Cosmic horror is that niche in speculative fiction which ruminate on the role of humanity in the greater scheme of things; that’s the cosmic part, at least. The horror stems from the realisation that humanity stands in a shitty position in said greater scheme. Lovecraft believed humanity to be irrelevant compared to the other dwellers of the cosmos, which was utterly hostile and alien. He conveyed said alien nature by inventing horrible creatures that had nothing to do with anything on Earth. That was his take.
But that was the 20s. What can we say almost one century later? Miro Haverin, the developer of Fear & Hunger, had something to say. Mixing his Lovecraft influence with Berserk and roleplaying games cliches, Miro ventured into cosmic horror to reflect on the history of humanity.
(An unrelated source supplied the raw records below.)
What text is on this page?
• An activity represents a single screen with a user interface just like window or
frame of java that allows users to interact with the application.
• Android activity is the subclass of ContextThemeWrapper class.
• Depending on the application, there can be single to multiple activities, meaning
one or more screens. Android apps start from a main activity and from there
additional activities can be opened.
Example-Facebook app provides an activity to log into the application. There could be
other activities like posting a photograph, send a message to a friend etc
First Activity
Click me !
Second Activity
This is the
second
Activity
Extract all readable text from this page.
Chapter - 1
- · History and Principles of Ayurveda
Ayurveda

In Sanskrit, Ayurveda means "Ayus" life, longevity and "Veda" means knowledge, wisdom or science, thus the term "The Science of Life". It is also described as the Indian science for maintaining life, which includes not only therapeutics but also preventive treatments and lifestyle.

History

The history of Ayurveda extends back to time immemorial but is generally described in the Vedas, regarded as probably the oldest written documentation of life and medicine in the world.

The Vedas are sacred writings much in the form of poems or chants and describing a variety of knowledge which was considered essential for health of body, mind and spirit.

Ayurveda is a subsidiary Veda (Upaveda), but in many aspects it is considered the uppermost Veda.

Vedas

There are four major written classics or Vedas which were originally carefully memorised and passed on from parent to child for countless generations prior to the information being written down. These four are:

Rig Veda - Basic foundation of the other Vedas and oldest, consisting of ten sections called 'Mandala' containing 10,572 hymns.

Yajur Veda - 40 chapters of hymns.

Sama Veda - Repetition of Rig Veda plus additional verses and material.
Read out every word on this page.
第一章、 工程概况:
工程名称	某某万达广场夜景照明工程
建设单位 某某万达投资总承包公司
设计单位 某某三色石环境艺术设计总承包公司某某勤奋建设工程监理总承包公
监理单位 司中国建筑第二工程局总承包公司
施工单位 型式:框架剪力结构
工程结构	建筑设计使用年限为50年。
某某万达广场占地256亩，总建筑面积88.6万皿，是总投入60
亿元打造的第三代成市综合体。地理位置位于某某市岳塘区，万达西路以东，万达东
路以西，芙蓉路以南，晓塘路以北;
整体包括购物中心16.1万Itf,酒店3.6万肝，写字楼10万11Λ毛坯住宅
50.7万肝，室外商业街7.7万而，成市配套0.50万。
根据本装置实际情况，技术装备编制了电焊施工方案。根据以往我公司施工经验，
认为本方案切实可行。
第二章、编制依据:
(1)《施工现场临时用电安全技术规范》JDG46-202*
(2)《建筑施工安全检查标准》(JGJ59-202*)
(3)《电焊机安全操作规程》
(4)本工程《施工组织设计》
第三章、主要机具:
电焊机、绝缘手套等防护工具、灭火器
Gods in Funger are metaphors for what the author believes drove human civilization towards progress through history.
- The Old Gods are a polytheistic pantheon where every god represents a basic human emotion: Gro-goroth is violence and strength; Sylvian is love and lust; Vinushka is nature. They ruled the infancy of humanity, when humans were dominated by their own primal drives and strived for simple survival.
- Then, we have All-Mer. A man ascended to godhood, he represents humanity imposing an human-made order upon themselves and nature. It is not nature or violence or lust to guide the people anymore, but an order devised by them. This brings humanity to the dark middle age we see in the first Funger. I interpreted this as the beginning act of civilization as we intend it. Much like the birth of the polis in Ancient Greece.
- At the end of Funger, we participate in the birth of the God of Fear and Hunger. An entity embodying these two principles, this God represents the further progress humanity made to overcome the fear derived from chaos and the hunger born out of poverty. While All-Mer represented the simple aspiration for a human-ruled order, the God of Fear and Hunger is the strive for improvement that stems out of becoming aware of your miserable condition. This brought humanity from the middle age to the contemporary age we see in Fear and Hunger: Termina.
As a side note, the Machine God in Termina is basically the World Wide Web; namely, an artificial consciousness merging the individualities of the entire humanity into a single entity. Which is basically the World Wide Web, isn’t it? I expect Funger 3 to takes place in the very contemporary age, or even later.
Conclusion
Funger entertains us with the recreation of the history of humanity while it comments on the inner desires that drove that same history forward. It has no intention of being historically accurate, nor of matching exactly gods and history periods. What it does, instead, is reflecting on the role of humanity in the greater scheme of time (sounds cosmically horrific, doesn’t it?).
What I find brilliant is that, in a way, there is an hidden form of optimism behind the gruesome stories of Funger: progress happens anyway, and humanity is somehow able to stand on its own feet without much help from distant deities. Progress, however, seems to be powered by the blood of those who never returned form the dungeon of fear and hunger.
All of this, Funger did without using Lovecratian visuals (octopusses, dark water, etc…) nor going back to the same message of hopelessness and irrelevancy that Lovecraft built his stories around.
That was it! Funger showed me that you can tell a lot of things on humanity without relying on the same tropes, and that cosmic horror as a genre can express a variety of nuanced concepts while being truthful to its core pillars.
I didn’t even talk about Funger’s brilliant cast of characters or mechanics. That will be for another time.